Auf den ersten Blick ein Aufreger, auf den zweiten nicht mehr, auf den dritten vielleicht schon: Auf Instagram veröffentlicht Leib Immobilien ein Mietangebot vor dem Bild des GE Colibrium Additive, bis Anfang Mai noch GE Additive. Schnell wird klar, das Unternehmen will nicht seinen gesamten Gebäude-Komplex vermieten. Nicht zuletzt durch Desksharing seien Flächen frei geworden, so der Sprecher. Das wolle man nutzen. Doch laut Angaben von Gewerkschaften könnte die Teilvermietung auch andere Gründe habe: Das Unternehmen habe scheinbar einige Herausforderungen zu stemmen.
Doch zuerst zur Vermietung: „Bei dem von Leib Immobilien erstellten Inserat handelt es sich um ein Vermietungs-Angebot von Teilflächen, die wir in unserem Gewerbekomplex zur Untermiete anbieten“, sagt ein Unternehmenssprecher auf Nachfrage dieser Redaktion.
„Aufgrund der Lage unseres modernen Campus wurden wir oft gebeten, Büroflächen unterzuvermieten. Inzwischen sind wir offen dafür, die Untervermietung von Büroflächen in unserem Verwaltungsgebäude ebenso wie Produktionsflächen an geeignete Organisationen in Betracht zu ziehen und Innovation und Wachstum in Oberfranken zu fördern.“
Höhere Auslastung
„Hintergrund ist, dass wir auf unserem Campus das Prinzip des Desk-Sharing haben: Somit planen wir durch die Untervermietung eine höhere Auslastung der Gebäudekapazitäten und fördern zusätzlich eine noch engere Zusammenarbeit unserer Kolleginnen und Kollegen in unserem Verwaltungsgebäude“, erklärt der Pressesprecher von Colibrium Additive auf Anfrage.

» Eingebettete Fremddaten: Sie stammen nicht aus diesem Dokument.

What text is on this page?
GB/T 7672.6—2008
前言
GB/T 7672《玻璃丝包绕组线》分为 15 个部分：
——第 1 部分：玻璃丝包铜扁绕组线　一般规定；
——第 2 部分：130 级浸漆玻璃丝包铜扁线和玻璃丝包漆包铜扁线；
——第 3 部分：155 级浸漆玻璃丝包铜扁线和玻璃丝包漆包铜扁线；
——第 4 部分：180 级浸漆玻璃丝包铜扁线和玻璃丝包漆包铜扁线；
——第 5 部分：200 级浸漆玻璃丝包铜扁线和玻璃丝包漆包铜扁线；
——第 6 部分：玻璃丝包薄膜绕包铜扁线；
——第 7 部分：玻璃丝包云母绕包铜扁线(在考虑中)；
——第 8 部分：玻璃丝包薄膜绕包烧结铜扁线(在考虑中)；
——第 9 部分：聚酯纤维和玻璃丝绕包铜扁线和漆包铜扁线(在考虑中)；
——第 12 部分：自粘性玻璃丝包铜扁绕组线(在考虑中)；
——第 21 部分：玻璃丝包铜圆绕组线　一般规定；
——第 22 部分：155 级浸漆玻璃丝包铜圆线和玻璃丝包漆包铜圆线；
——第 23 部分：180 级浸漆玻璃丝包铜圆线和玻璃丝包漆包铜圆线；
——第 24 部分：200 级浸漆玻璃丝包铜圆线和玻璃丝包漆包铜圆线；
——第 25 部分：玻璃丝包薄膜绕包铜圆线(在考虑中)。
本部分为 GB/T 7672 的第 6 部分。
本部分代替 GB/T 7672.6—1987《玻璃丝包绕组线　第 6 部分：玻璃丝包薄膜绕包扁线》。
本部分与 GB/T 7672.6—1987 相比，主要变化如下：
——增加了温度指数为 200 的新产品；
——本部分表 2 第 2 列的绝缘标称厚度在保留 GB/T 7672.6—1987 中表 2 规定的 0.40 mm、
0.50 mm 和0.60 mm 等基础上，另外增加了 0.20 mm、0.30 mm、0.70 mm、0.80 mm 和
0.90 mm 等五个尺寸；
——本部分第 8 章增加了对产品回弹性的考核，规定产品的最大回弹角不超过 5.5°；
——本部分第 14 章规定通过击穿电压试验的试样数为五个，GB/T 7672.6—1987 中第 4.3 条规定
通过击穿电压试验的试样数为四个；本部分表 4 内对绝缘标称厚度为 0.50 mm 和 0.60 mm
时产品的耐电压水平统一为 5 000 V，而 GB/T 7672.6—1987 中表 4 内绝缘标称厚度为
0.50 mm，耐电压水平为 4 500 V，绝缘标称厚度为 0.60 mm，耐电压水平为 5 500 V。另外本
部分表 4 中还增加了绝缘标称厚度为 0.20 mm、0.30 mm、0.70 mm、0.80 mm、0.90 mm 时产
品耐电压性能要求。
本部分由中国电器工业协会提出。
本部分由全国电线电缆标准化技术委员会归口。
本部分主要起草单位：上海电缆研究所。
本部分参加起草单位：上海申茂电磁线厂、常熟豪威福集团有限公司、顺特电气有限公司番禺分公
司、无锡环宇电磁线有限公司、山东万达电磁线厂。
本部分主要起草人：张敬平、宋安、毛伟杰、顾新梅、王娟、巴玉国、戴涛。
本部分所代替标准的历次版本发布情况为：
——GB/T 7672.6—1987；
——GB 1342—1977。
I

Jüngst gab es eine Änderung. GE Additve hat einen neuen Namen: „Durch ein strategisch geplantes Rebranding (neu: Colibrium Additive, a GE Aerospace company, vormals GE Additive) integriert sich das Unternehmen seit Anfang Mai in die ebenfalls neu geschaffene Markenarchitektur des Mutterkonzerns GE Aerospace“, so der Pressesprecher. Colibrium Additive verspricht sich hierdurch neue Marketingchancen für bereits bestehende sowie neue Geschäftsfelder. Etwas prägnanter fallen die Antworten zu anderen Fragen aus: „Unsere Muttergesellschaft veröffentlicht oder erörtert keine spezifischen Geschäftsergebnisse ihrer einzelnen Unternehmenseinheiten.“
Heinz Gärtner, der Vorsitzende des Kreisverbands des Deutschen Gewerkschaftsbunds (DGB), blickt seinerseits mit Sorge auf die Entwicklungen bei GE Colibrium Additive, einst Concept Laser. Das, was er aus gut informierten Kreisen hört, lässt ihn aufhorchen und nichts Gutes vermuten. „Vor allem die gravierend gesunkenen Umsätze, die millionenschweren Verluste, die hohe Fluktuation bei den Mitarbeitern und die hohe Unzufriedenheit“ bereiten ihm Kopfzerbrechen.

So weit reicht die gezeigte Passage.